North Korean officials billed the U.S. $2 million for the medical care of comatose American Otto Warmbier before allowing him to be flown home from Pyongyang, the Washington Post reports.
President Trump has previously denied that his administration has paid any sum of money for the release of U.S. hostages in the pariah state.
According to the Post, State Department envoy Joseph Yun, who was in Pyongyang to take Warmbier home in June 2017 following news of his poor health condition, was instructed by North Korean officials to sign the agreement. Yun reportedly did so upon direction from Trump via then-Secretary of State Rex Tillerson.

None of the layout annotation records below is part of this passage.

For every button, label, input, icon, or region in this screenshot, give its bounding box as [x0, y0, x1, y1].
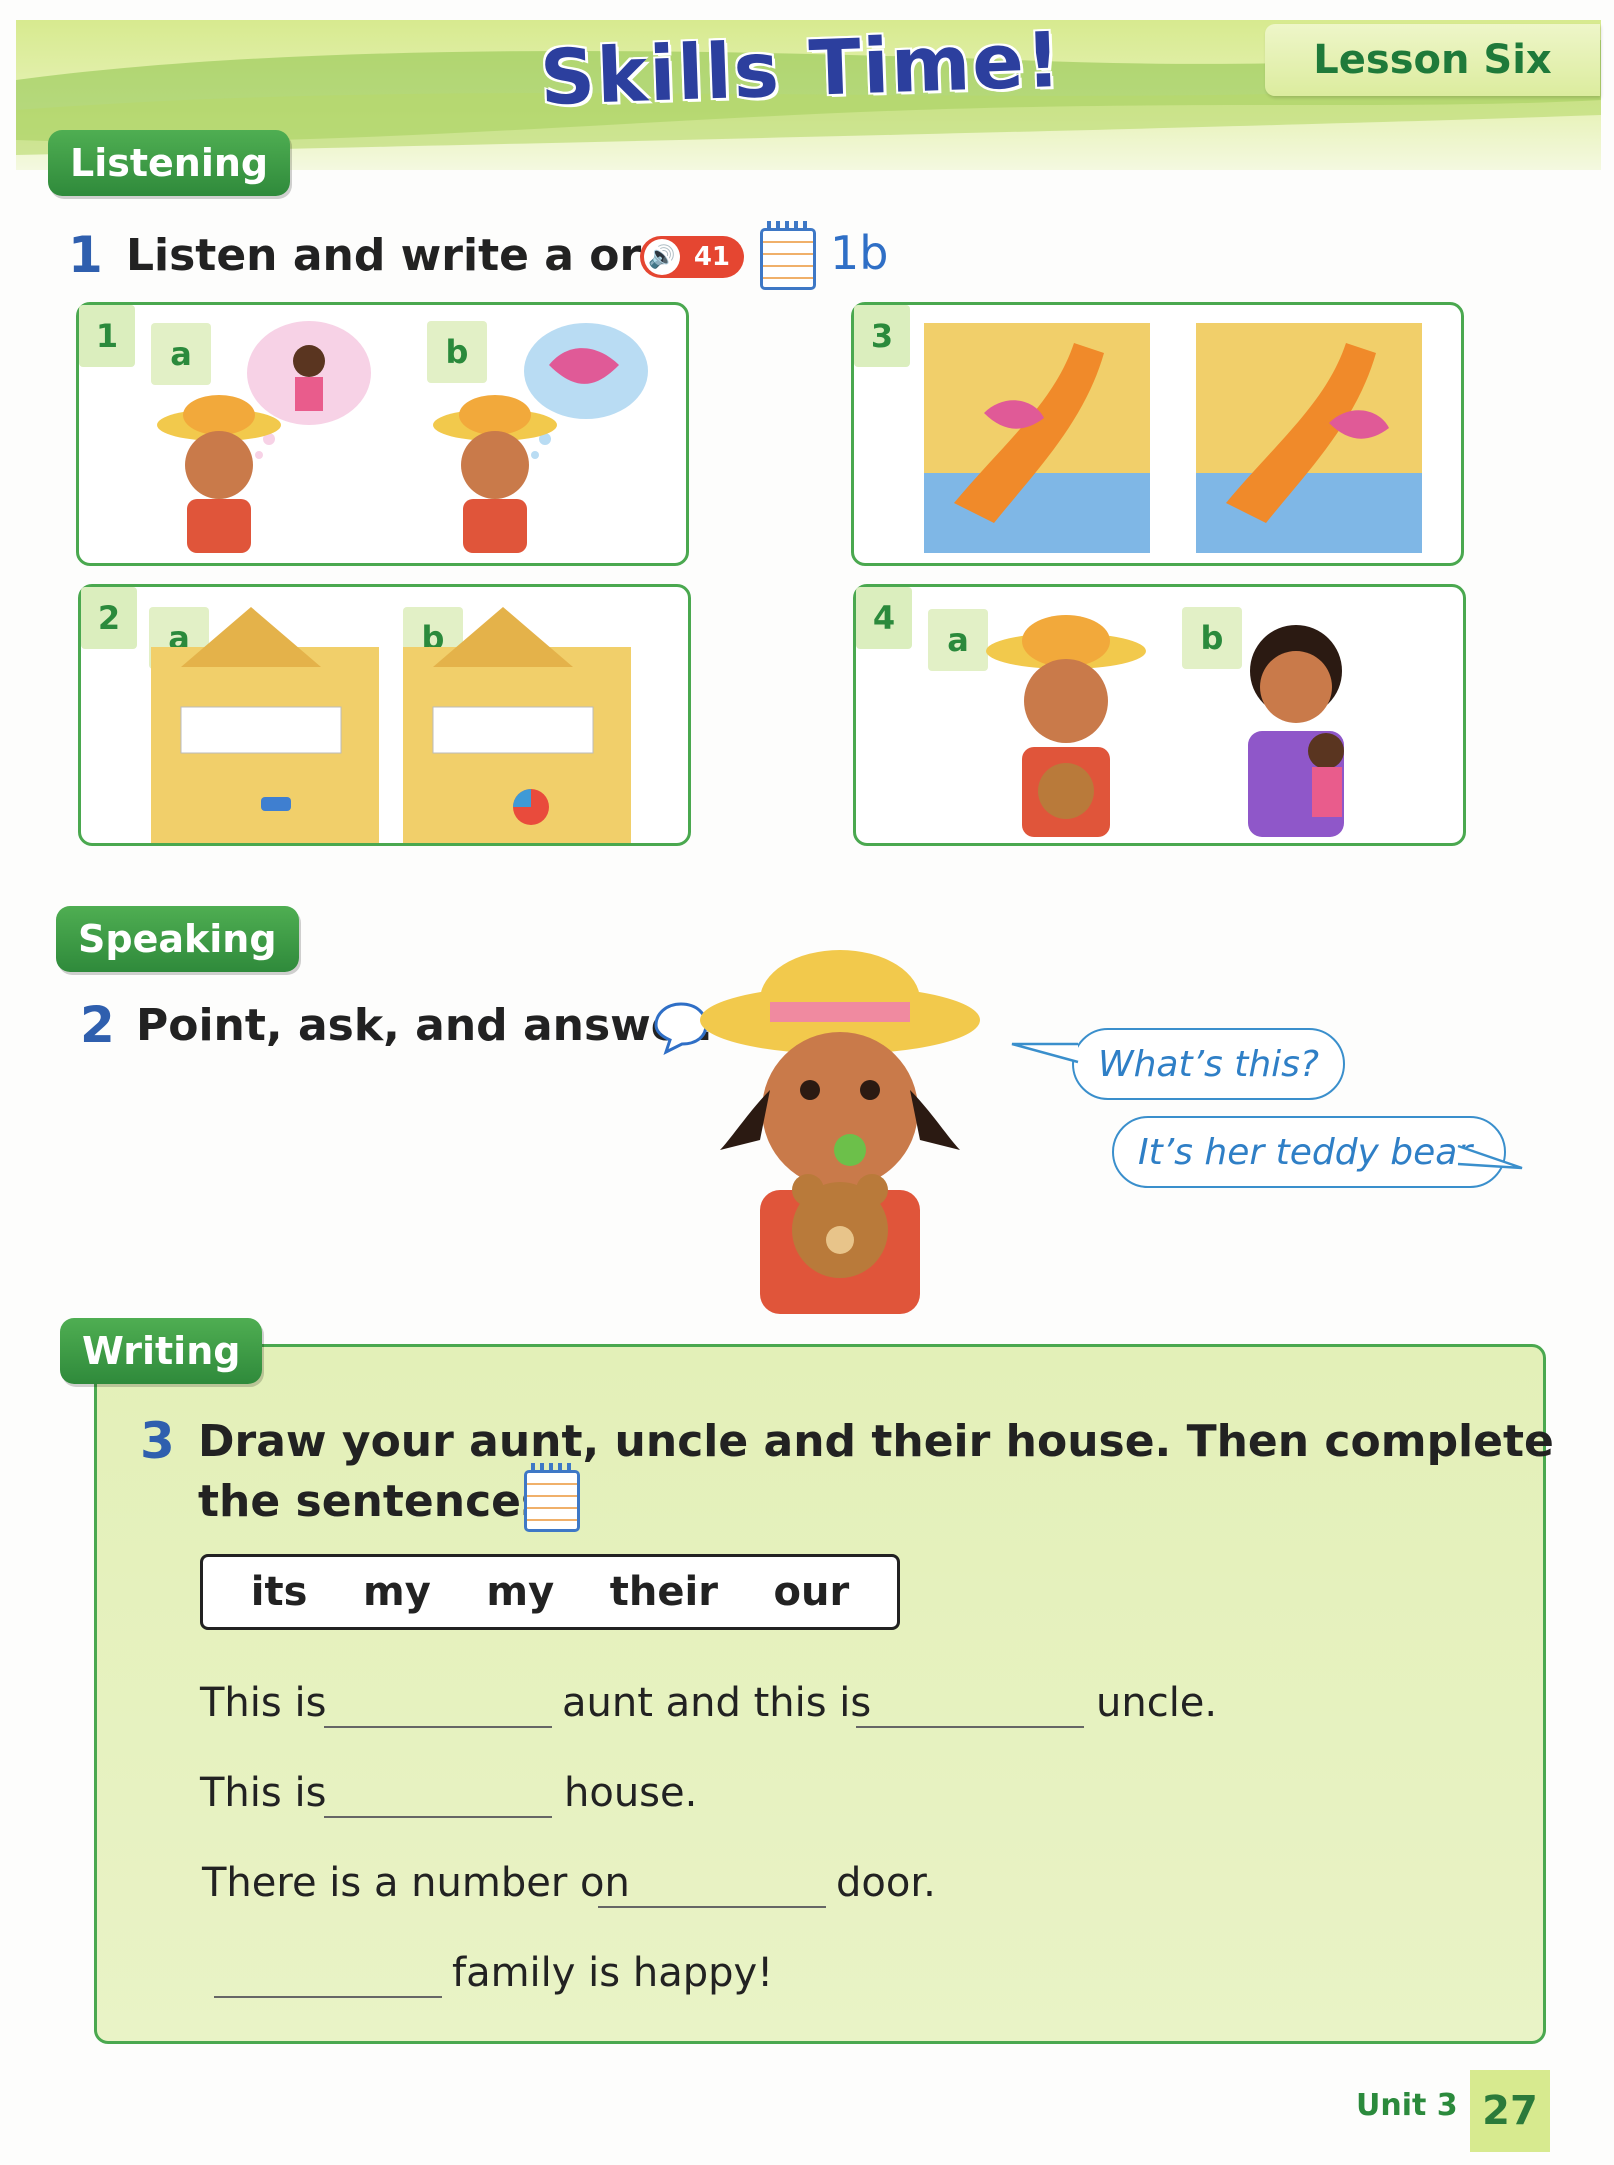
- lesson-label: Lesson Six: [1265, 24, 1600, 96]
- exercise-instruction-line2: the sentences.: [198, 1476, 564, 1527]
- notebook-icon: [760, 221, 816, 290]
- listening-panel-3: 3 a b: [851, 302, 1464, 566]
- answer-blank[interactable]: [856, 1726, 1084, 1728]
- panel-number: 1: [79, 305, 135, 367]
- listening-panel-2: 2 a b: [78, 584, 691, 846]
- bubble-tail-right: [1457, 1144, 1523, 1170]
- sentence-1-text-b: aunt and this is: [562, 1680, 872, 1726]
- word-bank-item: my: [363, 1569, 431, 1615]
- exercise-number: 3: [140, 1412, 175, 1470]
- girl-and-sister-illustration: [986, 615, 1344, 837]
- girl-thinking-illustration: [157, 321, 648, 553]
- sentence-4-text: family is happy!: [452, 1950, 774, 1996]
- section-tag-speaking: Speaking: [56, 906, 299, 972]
- notebook-icon: [524, 1463, 580, 1532]
- sentence-2-text-a: This is: [200, 1770, 327, 1816]
- unit-label: Unit 3: [1356, 2088, 1458, 2123]
- bubble-tail-left: [1011, 1042, 1079, 1064]
- listening-panel-1: 1 a b: [76, 302, 689, 566]
- exercise-instruction: Listen and write a or b.: [126, 230, 705, 281]
- answer-blank[interactable]: [598, 1906, 826, 1908]
- sentence-1-text-a: This is: [200, 1680, 327, 1726]
- page-number: 27: [1470, 2070, 1550, 2152]
- activity-reference: 1b: [830, 226, 889, 280]
- exercise-number: 2: [80, 996, 115, 1054]
- answer-blank[interactable]: [324, 1816, 552, 1818]
- speech-bubble-answer: It’s her teddy bear.: [1112, 1116, 1507, 1188]
- panel-number: 3: [854, 305, 910, 367]
- panel-number: 4: [856, 587, 912, 649]
- speaker-icon: 🔊: [644, 239, 680, 275]
- workbook-page: Skills Time! Lesson Six Listening 1 List…: [0, 0, 1614, 2165]
- word-bank-item: our: [773, 1569, 850, 1615]
- word-bank-item: their: [609, 1569, 718, 1615]
- girl-with-teddy-illustration: [700, 950, 980, 1314]
- sentence-1-text-c: uncle.: [1096, 1680, 1218, 1726]
- word-bank: its my my their our: [200, 1554, 900, 1630]
- answer-blank[interactable]: [214, 1996, 442, 1998]
- exercise-instruction-line1: Draw your aunt, uncle and their house. T…: [198, 1416, 1554, 1467]
- audio-track-number: 41: [693, 242, 730, 272]
- sentence-3-text-a: There is a number on: [202, 1860, 630, 1906]
- audio-track-button[interactable]: 🔊 41: [640, 236, 744, 278]
- section-tag-writing: Writing: [60, 1318, 263, 1384]
- panel-number: 2: [81, 587, 137, 649]
- sentence-2-text-b: house.: [564, 1770, 698, 1816]
- table-and-umbrella-illustration: [151, 607, 631, 843]
- exercise-instruction: Point, ask, and answer.: [136, 1000, 713, 1051]
- section-tag-listening: Listening: [48, 130, 291, 196]
- answer-blank[interactable]: [324, 1726, 552, 1728]
- page-title: Skills Time!: [538, 14, 1064, 123]
- sentence-3-text-b: door.: [836, 1860, 936, 1906]
- word-bank-item: its: [250, 1569, 308, 1615]
- speech-bubble-question: What’s this?: [1072, 1028, 1346, 1100]
- slide-and-kite-illustration: [924, 323, 1422, 553]
- word-bank-item: my: [486, 1569, 555, 1615]
- exercise-number: 1: [68, 226, 103, 284]
- listening-panel-4: 4 a b: [853, 584, 1466, 846]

The bill then went to the Treasury Department, the Post says, citing two unnamed people familiar with the situation. It is unclear whether the bill was ever paid.
University of Virginia student Otto Warmbier, at the time 21, arrived in North Korea in late December 2015 on an organized tour of the state. After spending five days there, he was arrested at Pyongyang airport for allegedly stealing a propaganda poster from the hotel he and his group were staying at. He was sentenced to 15 years of hard labor for what authorities considered a “hostile act.”
North Korean officials said Warmbier suffered a brain injury after contracting botulism, a form of poisoning, while in detention. Upon news that the American had been in a coma for more than a year, Yu and a U.S. delegation arrived in Pyongyang to take him home. Warmbier died six days later in a Ohio hospital on June 19, 2017, after having suffered what doctors said was “severe injury to all regions of the brain.”
Trump defended Kim over Warmbier’s mistreatment and death, saying he did not believe Kim knew about his condition and that prisons are “rough places” in which “bad things happen.”
Fred Warmbier, Otto’s father, said he was never told about the hospital bill, according to the Post, and that it sounded like a “ransom” for his son.
Warmbier’s parents filed a lawsuit against North Korea over the student’s death last year on grounds that their son was “brutally tortured and murdered.” North Korea was ordered by a U.S. court to pay $501 million in damages.
News of the issued bill prompted condemnation in the U.S.
“They killed a perfectly healthy and happy college student and then had the audacity to expect the U.S. government to pay for his care,” Greg Scarlatoiu, executive director of the D.C.-based Committee for Human Rights in North Korea, told the Post.